Don’t Sleep With Your Lights On

It was late at night. Like I usually do to pass time when the sun is down, I scrolled through my news feed on Facebook.

“Wow, another marriage proposal,” I said to myself in sarcasm. Deciding to watch a few YouTube videos to go to sleep, I turned my phone sideways and adjusted my pillow. One video after the next, I feel myself drifting off to sleep. Just before the overwhelming feeling of tiredness rushes over me, I realize my lights are still on. Pulling the cover off me, I get up and hit the light switch, turning my room into complete darkness.

The sounds of crickets chirping and my fan is all that could be heard throughout the night, a sound I know and loved. All that was interrupted whenever I heard scratching against my door. Realizing my dog was in its kennel, I jump up and sit on my bed, gazing at my door in pitch black darkness. It doesn’t help that I binge-watch MrCreepypasta every night before. I pass out. So many thoughts rushing through my head, I do what almost every scared girl does in a horror movie when she’s alone and hears a noise.

“H-hello? Is there anybody out there?” my breath gets heavier and heavier as I wait for a response, but to no avail, it never came.

“Maybe I’m just overreacting. This is all just my brain playing tricks on me. It has to b-”

A loud creaking sound fills the room. I jump up and jet to my door, locking it and flicking the light switch beside it.

“F**k f**k f**k,” I mutter my breath. Sitting on my bed, I keep glancing at the door, just waiting for it to slowly open again. Only this time, it made no noise. I decided that maybe I was just tired and sleep deprived. After all, working those long a*s shifts at the office can be such a pain in the a*s. I lay back down, only this time I keep the lights on. I feel myself drifting as something rubs across my exposed foot. I look up to see a tall, dark figure standing beside my bed.
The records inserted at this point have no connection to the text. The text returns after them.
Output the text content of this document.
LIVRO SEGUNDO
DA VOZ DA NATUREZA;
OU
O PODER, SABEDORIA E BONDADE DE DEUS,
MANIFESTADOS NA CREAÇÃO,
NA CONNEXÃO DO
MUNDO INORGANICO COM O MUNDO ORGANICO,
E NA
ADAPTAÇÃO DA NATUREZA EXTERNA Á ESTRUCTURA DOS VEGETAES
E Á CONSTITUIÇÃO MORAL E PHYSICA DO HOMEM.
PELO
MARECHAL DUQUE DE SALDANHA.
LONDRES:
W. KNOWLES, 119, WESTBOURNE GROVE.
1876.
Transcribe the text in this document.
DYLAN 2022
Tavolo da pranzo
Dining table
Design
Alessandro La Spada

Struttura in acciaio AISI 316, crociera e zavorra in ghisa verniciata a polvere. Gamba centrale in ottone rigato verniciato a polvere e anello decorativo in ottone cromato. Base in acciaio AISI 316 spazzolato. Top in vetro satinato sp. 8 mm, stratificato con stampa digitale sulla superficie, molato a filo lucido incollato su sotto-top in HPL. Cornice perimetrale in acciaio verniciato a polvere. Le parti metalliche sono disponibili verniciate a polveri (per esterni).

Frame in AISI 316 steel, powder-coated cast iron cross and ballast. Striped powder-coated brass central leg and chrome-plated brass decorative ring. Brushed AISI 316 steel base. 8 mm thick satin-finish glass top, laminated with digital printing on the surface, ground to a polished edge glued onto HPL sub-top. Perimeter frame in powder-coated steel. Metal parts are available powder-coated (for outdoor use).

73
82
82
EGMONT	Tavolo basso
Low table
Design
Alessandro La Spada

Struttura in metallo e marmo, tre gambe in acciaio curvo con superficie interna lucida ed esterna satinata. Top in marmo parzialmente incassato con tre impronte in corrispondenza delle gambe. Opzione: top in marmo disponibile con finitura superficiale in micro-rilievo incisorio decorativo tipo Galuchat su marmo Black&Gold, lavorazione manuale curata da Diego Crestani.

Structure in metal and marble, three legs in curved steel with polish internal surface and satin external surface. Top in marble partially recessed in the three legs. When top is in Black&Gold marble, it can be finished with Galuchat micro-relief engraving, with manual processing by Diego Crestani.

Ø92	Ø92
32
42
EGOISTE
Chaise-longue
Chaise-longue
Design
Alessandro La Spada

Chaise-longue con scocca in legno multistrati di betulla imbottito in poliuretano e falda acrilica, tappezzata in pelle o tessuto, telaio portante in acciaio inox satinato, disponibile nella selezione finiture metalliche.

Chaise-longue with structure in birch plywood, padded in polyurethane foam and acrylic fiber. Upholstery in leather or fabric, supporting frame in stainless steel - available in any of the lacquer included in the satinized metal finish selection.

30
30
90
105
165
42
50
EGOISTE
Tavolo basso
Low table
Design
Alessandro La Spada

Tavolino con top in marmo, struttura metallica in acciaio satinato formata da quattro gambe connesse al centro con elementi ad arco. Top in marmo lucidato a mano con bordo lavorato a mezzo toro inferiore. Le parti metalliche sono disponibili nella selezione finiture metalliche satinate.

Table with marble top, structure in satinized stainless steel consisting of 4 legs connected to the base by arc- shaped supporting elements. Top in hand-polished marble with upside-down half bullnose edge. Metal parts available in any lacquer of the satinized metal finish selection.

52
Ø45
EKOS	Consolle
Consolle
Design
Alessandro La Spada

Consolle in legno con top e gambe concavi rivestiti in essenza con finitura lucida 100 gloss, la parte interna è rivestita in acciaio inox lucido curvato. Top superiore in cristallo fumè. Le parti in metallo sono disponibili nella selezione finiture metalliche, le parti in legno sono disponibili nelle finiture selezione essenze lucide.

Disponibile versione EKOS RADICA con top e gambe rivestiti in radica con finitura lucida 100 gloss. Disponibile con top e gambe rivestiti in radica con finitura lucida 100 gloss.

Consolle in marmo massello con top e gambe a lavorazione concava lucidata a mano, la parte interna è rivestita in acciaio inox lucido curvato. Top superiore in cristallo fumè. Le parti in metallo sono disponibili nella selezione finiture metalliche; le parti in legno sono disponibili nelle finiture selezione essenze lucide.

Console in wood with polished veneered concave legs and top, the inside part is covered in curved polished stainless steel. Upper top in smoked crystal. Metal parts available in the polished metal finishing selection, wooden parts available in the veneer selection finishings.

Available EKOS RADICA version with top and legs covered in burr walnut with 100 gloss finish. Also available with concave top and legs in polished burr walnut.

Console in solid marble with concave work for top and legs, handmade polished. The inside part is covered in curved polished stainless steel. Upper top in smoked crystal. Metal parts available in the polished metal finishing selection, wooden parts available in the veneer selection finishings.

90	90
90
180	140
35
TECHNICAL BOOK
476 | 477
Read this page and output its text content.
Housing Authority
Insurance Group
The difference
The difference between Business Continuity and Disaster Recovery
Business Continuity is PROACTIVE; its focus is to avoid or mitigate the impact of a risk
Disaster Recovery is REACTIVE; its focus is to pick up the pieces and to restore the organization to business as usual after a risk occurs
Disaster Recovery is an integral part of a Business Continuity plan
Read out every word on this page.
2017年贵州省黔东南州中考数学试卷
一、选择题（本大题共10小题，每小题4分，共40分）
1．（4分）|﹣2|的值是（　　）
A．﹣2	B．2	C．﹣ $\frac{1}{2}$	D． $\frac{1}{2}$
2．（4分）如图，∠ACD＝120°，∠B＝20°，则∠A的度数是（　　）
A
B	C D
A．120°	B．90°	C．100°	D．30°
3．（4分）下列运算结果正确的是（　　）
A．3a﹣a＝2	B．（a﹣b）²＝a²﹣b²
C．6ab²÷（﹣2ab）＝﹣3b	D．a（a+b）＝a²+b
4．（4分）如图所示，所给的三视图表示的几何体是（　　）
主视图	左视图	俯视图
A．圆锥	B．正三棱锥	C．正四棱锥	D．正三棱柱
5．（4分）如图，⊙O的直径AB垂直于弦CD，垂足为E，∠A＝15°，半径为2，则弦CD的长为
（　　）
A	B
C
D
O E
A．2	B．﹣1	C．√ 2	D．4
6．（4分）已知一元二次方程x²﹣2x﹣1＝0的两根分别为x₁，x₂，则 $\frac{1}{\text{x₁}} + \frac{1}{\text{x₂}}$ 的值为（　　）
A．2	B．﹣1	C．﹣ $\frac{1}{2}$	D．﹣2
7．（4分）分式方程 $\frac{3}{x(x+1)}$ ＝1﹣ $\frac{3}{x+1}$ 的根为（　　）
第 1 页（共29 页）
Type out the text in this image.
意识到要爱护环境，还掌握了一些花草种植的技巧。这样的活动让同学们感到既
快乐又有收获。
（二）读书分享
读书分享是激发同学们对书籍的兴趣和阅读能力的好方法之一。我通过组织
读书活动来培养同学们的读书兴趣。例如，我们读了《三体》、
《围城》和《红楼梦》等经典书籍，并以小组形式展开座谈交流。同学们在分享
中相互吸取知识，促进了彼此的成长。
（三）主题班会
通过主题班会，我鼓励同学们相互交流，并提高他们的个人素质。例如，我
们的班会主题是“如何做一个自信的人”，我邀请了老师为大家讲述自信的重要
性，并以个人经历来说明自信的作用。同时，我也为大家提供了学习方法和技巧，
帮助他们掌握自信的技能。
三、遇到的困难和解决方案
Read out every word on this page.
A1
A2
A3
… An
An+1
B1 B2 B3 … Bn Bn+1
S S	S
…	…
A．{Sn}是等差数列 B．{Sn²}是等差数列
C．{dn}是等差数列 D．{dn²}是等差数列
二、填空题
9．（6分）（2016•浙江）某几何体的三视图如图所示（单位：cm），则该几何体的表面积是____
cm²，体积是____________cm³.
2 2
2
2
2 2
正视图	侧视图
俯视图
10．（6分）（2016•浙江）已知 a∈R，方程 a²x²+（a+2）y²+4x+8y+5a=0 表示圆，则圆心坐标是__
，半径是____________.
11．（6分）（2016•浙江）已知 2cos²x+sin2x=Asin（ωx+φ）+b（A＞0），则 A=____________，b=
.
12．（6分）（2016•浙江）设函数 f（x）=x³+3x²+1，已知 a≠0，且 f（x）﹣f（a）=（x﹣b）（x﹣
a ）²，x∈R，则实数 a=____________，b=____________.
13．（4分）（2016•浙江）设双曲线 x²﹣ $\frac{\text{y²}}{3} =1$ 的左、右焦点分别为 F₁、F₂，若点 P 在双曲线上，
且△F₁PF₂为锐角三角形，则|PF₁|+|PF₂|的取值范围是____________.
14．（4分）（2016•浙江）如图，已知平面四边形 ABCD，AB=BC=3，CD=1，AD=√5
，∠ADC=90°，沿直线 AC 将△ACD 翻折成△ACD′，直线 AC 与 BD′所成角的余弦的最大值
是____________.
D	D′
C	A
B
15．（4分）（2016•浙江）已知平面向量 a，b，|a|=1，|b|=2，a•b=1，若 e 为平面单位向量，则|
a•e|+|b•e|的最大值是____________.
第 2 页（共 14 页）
“Never sleep with the lights on,” it muttered in a low tone. I was lost for words.

Captivated by its beaten up face, all I could force out was a, “Who the f**k are you?”

“I am your worst nightmare, your darkest fears and dreams. I am what kids keep the lights on at night for. I am the scratching at your door. I am why you don’t keep the lights on.”

My light-bulb shattered onto my bed, leaving shards of broken glass everywhere. My mind racing, I grab my pistol from my nightstand. My hand shaking, I c**k it and grip the trigger, aiming for a target in the darkness.

“You can’t kill your nightmares. I’ll always exist, even after you’re dead.”

Tears rolling down my face, I shout out, “What do you f*****g want from me? Leave me alone!”

“I want your blood.”

To actually get a clear look at this a*****e, I grab the matches from my light stand and strike one, causing the flame to brighten my whole room.

“I’m not afraid of you, show yourself!”

The shadowy man appeared, leaning against my door and re-locking it.

“Have fun escaping now, Sarah.”

“How the hell do you know my name? F*****g leave!”

He sighed. “Sarah, oh Sarah. Now you know I can’t do that…this is too much fun to end!”

I cried out, “Let me go you sick freak!”, as I bolted towards the door to unlock it. I put the match to the man, setting him on fire. Ash covered the doorway, leaving a black s**t residue beneath my feet. Trying to gather myself, I sit on my front porch hyperventilating. I quickly moved out of that house and took that man’s words to heart.

“Never sleep with the lights on.”

  • Jaime Deane Motter

    Awesome story I really enjoyed it, your awesome at writing keep up the good work!

  • PPnpoopoo

    But what does he have to do with keeping your lights on, is he attracted to light? If so, why don’t more people see him while they’re awake? What does it mean when he’s says he’s your worst nightmare? It seems a little vague and overused to say he’s “your worst nightmare” , is he from hell? Is he a ghost? Or is it scarier to not know?

  • Daniel Di Benedetto

    The premise was kind of interesting, but any type of discernible motive behind the mysterious entity’s action isn’t present. He seems kind of cliche; he just comes from nowhere with no backstory, says kind of generic stuff… I don’t know. And the story constantly switches from past to present tense. I’d say edit your work and make sure that there’s a little more development in the characters/antagonists. It’s okay if something’s mysterious; just avoid it being so mysterious that it becomes void of substance. Interesting idea though.